On Self-Distribution …

All three breweries started by self-distributing their products in Massachusetts. Of the three, Mass. Bay kept its distribution business the longest, until it shuttered Harpoon Distributing in June and sold the rights to its brands to Randolph, Massachusetts-based Burke Distributing.

“What I concluded earlier this year, pre-COVID, was this: Strategically, for our company, our success was not going to be determined by our ability to deliver kegs to Kenmore Square and collect checks from pubs in Dorchester,” Kenary said.

Kenary added that his company would not exist today if he and his co-founders had not started out with self-distribution. Koch and LaFortune agreed that the ability to distribute their own products is key to upstart brewers’ early success.

“If we didn’t start this business by self-distributing, we would have been out of business in the late ’90s,” LaFortune said.

Wachusett distributed its own beer for several years after its founding. When the fledgling craft beer industry went through a slowdown in the late 1990s, LaFortune and his partners buoyed their company by selling its distribution rights to Brooklyn-based Craft Brewers Guild, which services Massachusetts.

“We spent way too much money trying to keep up with the big guys and going into seasonal packages with our 6-packs and bottles, and we were out of cash, and I didn’t think we’re going to be able to make it,” he said. “We were able to just barely hang on by actually putting a price tag on our distribution rights.”

Boston Beer self-distributed Samuel Adams in the Boston area until 1994, when Koch sold the company’s 500,000-case self-distribution business for $2.50 per case.

“Today, distribution rights can go for $30 a case, $35 a case, so there is a payoff if you can actually build up a reasonable amount of distribution volume and then sell to the wholesaler,” Koch said.

With self-distribution, brewers know their brand won’t have to compete for attention with the other brands in wholesalers’ portfolios.

“If you’re self-distributing, you really can put more pressure against the accounts in the market, Koch said. “You’re going to defend your lines better than the distributor’s gonna do.
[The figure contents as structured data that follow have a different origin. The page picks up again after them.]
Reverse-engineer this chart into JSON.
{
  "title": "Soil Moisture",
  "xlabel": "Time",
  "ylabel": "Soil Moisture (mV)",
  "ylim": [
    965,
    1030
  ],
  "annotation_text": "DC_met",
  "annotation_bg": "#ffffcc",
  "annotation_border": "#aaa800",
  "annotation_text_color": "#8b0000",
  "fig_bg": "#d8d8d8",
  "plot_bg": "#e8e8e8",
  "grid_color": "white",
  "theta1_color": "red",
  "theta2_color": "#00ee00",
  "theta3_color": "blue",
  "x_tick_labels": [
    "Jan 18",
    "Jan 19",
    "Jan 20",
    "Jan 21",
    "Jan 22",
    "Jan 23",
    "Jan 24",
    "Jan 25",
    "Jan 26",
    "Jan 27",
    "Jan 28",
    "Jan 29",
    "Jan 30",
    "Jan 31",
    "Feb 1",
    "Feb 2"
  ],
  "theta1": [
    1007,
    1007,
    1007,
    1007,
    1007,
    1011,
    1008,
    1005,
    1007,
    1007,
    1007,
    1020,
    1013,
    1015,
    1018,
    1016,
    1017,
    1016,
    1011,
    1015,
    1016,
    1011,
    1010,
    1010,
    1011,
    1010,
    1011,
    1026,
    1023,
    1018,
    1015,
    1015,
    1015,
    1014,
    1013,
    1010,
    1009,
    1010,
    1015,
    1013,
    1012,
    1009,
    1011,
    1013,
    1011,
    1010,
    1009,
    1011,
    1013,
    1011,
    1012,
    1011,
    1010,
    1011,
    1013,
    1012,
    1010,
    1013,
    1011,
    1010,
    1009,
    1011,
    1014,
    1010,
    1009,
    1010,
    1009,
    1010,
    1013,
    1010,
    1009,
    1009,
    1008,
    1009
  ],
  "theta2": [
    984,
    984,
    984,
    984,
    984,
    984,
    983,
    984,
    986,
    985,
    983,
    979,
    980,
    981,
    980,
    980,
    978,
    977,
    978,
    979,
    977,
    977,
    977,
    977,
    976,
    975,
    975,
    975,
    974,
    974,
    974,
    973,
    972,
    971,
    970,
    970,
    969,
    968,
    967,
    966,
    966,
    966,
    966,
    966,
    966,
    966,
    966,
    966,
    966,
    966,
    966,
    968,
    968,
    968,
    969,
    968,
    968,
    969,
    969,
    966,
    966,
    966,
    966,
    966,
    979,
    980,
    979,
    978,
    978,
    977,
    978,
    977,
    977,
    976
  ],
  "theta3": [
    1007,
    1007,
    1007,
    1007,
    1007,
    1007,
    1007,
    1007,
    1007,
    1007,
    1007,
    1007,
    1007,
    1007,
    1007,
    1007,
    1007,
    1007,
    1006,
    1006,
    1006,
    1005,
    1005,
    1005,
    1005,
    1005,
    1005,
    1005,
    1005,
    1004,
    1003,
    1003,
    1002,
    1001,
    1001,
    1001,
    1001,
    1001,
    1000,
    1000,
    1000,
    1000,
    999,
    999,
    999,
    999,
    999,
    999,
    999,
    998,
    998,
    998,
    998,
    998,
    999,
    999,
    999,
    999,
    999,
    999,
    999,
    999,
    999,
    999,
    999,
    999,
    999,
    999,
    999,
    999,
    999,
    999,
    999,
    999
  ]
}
God love them, distributors do the hard work in this business, but they’ve got a big portfolio. We lose a [draft] line and we bleed, and we go back in there and get it.”

Kenary said self-distribution isn’t just “a nice option;” it’s vital. He recommended “all startup breweries go through at least a period of self-distribution.”

“It makes you better at dealing with your wholesalers if you know what they face in their business, so it was essential for us being where we are today,” he said.